In the above code, my intention is to use generic not just to keep the factory typed, with due compile-time checks, / em> of the factory to create an instance of this type. This does not work because the type parameter T type will be lost after compilation.

So I have to do this:

class AbstractFactory<T> {
    private Class<T> type;
    public AbstractFactory(Class<T> type) {
        this.type = type; // no constutor eu peço o tipo do type parameter
    }
    public T Create() {
        // com o tipo que eu pedi no construtor eu posso criar uma instância
        return type.newInstance();
    }
}
class CarroFactory extends AbstractFactory<Carro> {
    // para poupar o consumidor desta tarefa,
    // eu informo aqui o tipo do type parameter
    public CarroFactory() {
        super(Carro.class);
    }
}
...
CarroFactory carroFactory = new CarroFactory();
Carro carro = carroFactory.Create();

Now, with a bit more code and some redundancy, I have my well-typed factory with the ability to create instances not of type type parameter , but of the type I reported in builder of the factory.

• I think the limitations of type erasure have been well covered by all the answers. which is implemented by javac, ie the generic type can not be retrieved directly.
• My intention is then to show an alternative implementation to get these values quite objectively:

  

The comparison in question will always be true since in   compiling both generic types are erased by the compiler, however String.class! = Integer.class

assert new ArrayList<String>().getClass() == new ArrayList<Integer>().getClass();

  

Now looking at this structure, it would be possible to get the type   from the subclass MyStringSubClass looking for the   information that is kept in the compiled bytecode < 1.5 or higher, in the other   will be ignored > .
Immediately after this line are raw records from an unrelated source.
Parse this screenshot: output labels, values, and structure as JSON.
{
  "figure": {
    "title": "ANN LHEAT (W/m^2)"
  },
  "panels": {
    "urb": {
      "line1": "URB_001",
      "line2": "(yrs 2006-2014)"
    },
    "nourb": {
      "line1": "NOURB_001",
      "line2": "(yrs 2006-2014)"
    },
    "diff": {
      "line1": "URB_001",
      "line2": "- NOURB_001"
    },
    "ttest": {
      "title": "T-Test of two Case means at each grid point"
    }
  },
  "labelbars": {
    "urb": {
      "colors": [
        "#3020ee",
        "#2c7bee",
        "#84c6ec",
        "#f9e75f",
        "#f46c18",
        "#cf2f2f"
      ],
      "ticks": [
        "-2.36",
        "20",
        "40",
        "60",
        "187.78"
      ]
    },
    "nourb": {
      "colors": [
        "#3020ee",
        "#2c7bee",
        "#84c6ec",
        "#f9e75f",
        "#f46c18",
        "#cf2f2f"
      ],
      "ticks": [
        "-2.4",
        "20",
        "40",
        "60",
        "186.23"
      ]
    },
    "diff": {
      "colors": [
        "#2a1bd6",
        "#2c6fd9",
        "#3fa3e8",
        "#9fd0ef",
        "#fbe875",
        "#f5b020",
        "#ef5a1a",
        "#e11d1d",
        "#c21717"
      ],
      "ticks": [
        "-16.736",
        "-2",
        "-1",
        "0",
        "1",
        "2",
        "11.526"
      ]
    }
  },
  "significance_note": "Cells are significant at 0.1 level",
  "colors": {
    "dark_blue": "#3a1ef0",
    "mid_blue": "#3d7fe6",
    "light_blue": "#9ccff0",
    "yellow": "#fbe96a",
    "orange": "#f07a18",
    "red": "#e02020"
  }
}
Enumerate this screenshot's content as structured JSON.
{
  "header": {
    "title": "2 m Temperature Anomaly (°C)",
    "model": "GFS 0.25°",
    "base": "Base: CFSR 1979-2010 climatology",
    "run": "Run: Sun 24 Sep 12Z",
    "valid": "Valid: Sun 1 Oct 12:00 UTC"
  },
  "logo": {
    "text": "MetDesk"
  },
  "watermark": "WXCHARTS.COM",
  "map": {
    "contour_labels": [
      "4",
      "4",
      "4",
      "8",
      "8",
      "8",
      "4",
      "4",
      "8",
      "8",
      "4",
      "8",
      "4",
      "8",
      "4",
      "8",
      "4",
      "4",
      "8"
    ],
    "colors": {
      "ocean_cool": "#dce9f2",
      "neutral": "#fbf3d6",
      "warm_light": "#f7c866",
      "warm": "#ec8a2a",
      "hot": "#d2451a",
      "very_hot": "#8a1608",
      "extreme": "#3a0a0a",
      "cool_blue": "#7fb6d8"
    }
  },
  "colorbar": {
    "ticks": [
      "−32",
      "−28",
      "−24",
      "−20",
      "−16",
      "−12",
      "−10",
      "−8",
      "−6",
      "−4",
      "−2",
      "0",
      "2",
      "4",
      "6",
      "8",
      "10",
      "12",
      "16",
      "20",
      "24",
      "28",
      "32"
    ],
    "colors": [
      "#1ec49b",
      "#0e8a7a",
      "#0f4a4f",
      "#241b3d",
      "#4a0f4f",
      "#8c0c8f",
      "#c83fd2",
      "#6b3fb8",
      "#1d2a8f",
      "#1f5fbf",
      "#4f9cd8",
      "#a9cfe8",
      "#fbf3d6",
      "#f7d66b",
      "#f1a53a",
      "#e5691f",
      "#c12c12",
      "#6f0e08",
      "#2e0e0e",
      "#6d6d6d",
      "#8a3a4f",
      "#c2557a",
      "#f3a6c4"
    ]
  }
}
class MyGenericClass<T> { }
class MyStringSubClass extends MyGenericClass<String> { }

  

First we would find the superclass and later,    We found the generic type getting the superclass argument .

ParameterizedType parameterizedType = (ParameterizedType) subClass.getGenericSuperclass();
Class<?> genericType = parameterizedType.getActualTypeArguments()[0];
assert genericType == String.class;

Remembering that this is a simplified demonstration of an elegant hack to get the generic type. But at the API level the implementation would be more complex delivering the necessary coverage to various problem scenarios.

The final recommendation is to use an optimal reflection API for generic types: Generic type reflection library for Java saving you a lot of time.

No more more a link with a high-level coverage of the subject by Rafael Winterhalter.